The Hill that is Hard to Go Around.

Thursday May 12th 
Chimney Rock was another very significant landmark on the Oregon and Pony Express trails.
Nearing Chimney Rock and after reading so much about it in literature on the pioneer trails, it was exciting to actually see it growing larger on the horizon.. ....
Chimney Rock (or Castle rock as I call it by mistake on the video) is just to the right of the rocky outcrop straight ahead, and you may be able to just see it if you pause the video clip.
We reach Chimney Rock!..
Photo taken by Jeff and Jacky from Minnesota, who also kindly ran me back to fetch the jacket I had left at my picnic stop down the road.  Thought it was about time I forgot something again. Apparently the pinnacle used to be taller but the height has been reduced over the years by erosion and lightning.   Chimney Rock Pony Express station was located somewhere between the rock and the Platte river, but the exact location is not certain.
The long straight road to Melbeta..
 ...where Rodney and Sheryl Schanneman took me into their lovely old house, which had a rather overgrown but safe fenced paddock behind where Sheryl used to keep her horse. 
Hospital administrator Sheryl had a rather unusual extra talent in tombstone engraving, while Rodney had stayed in the UK many years ago on a young farmers' exchange programme.

Friday May 13th  It was a fairly short but cold ride the following day to Scotts Bluff, and thankfully no mishaps in spite of the inauspicious day.   The site of Ficklin's Springs station just outside Melbeta. ..

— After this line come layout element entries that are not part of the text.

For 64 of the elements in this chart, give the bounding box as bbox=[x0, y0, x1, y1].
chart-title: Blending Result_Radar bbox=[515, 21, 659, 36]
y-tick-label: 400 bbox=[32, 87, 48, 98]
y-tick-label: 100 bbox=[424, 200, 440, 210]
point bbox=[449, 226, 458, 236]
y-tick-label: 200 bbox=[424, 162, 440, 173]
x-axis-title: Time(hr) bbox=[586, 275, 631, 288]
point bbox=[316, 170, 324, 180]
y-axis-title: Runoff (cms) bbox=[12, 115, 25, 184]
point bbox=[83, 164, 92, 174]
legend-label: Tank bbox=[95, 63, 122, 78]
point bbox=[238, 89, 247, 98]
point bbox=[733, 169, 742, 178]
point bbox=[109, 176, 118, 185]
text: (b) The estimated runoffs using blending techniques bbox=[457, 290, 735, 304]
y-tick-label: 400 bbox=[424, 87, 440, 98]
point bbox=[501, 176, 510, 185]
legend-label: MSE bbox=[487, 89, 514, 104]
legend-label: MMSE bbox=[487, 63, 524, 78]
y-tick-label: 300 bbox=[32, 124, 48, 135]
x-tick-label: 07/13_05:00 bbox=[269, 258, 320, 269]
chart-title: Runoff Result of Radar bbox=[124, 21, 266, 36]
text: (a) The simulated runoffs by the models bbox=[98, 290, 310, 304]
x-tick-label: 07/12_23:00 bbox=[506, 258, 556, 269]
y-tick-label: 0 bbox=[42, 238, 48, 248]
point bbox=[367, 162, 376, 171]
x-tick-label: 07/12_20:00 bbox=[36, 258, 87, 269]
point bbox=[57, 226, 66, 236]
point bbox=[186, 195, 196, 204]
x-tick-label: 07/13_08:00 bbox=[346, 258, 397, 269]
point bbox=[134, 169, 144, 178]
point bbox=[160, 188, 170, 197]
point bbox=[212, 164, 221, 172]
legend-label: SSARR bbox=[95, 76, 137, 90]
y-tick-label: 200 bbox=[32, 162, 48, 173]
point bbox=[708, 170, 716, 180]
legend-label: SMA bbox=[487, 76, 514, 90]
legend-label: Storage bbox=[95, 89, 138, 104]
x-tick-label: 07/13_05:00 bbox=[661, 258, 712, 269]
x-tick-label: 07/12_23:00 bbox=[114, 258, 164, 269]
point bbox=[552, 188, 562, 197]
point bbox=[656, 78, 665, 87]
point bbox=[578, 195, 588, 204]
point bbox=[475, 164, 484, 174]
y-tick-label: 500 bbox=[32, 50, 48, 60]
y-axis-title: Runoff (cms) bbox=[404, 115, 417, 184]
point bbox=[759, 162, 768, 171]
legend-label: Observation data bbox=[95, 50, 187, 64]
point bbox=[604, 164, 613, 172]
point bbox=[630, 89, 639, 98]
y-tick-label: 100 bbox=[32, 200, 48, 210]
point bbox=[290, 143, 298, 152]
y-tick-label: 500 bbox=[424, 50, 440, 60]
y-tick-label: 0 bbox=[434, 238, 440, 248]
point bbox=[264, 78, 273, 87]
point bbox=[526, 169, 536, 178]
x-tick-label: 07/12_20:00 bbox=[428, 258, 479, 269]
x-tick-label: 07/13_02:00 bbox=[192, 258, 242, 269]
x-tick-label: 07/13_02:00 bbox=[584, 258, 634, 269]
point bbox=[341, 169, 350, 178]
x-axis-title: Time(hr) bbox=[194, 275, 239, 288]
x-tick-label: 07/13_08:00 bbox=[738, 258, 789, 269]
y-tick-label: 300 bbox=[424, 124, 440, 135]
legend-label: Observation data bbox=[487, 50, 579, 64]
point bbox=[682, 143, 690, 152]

..which was specifically built for the Pony Express and named after route superintendent Benjamin Ficklin, later serving as a telegraph station.
A mysterious abandoned car coming into Gering.  Looks like it has been here a while...
Lyle Gronewald had arranged for us to stay at the Legacy of the Plains museum. in Gering and the horses had a huge fenced in area which they shared with a couple of rows of ancient agricultural machines..
  Behind the horses you can see Scotts Bluff itself, another significant landmark on the Oregon and Pony Express trails, and which has been designated a national monument.  The trails went through Mitchell Pass which is the gap to the left of the bluffs.  Scotts Bluff was named after Hiram Scott, a fur trader who died near here, though its American Indian name was Me-a-pa-te or 'Hill that is hard to go round.'
The museum has been created fairly recently through the merger of the Farm and Ranch museum and the North Platte Valley museum which were located in the adjacent towns of Scottsbluff and Gering.   Here is the efficient museum director Sandra Reddish who has been working hard to implement the merger.
Apart from sorting out a field for the horses, she let me doss in one of the outbuildings, gave me supper, booked a couple of media interviews, and also arranged for a vet to come and inspect the horses for their Wyoming health certificates. Journalist Steve Frederick turned out to have a Welsh mother and have visited Aberystwyth, and drove me into Scottsbluff to see the amazing colony of prairie dogs right in the middle of town!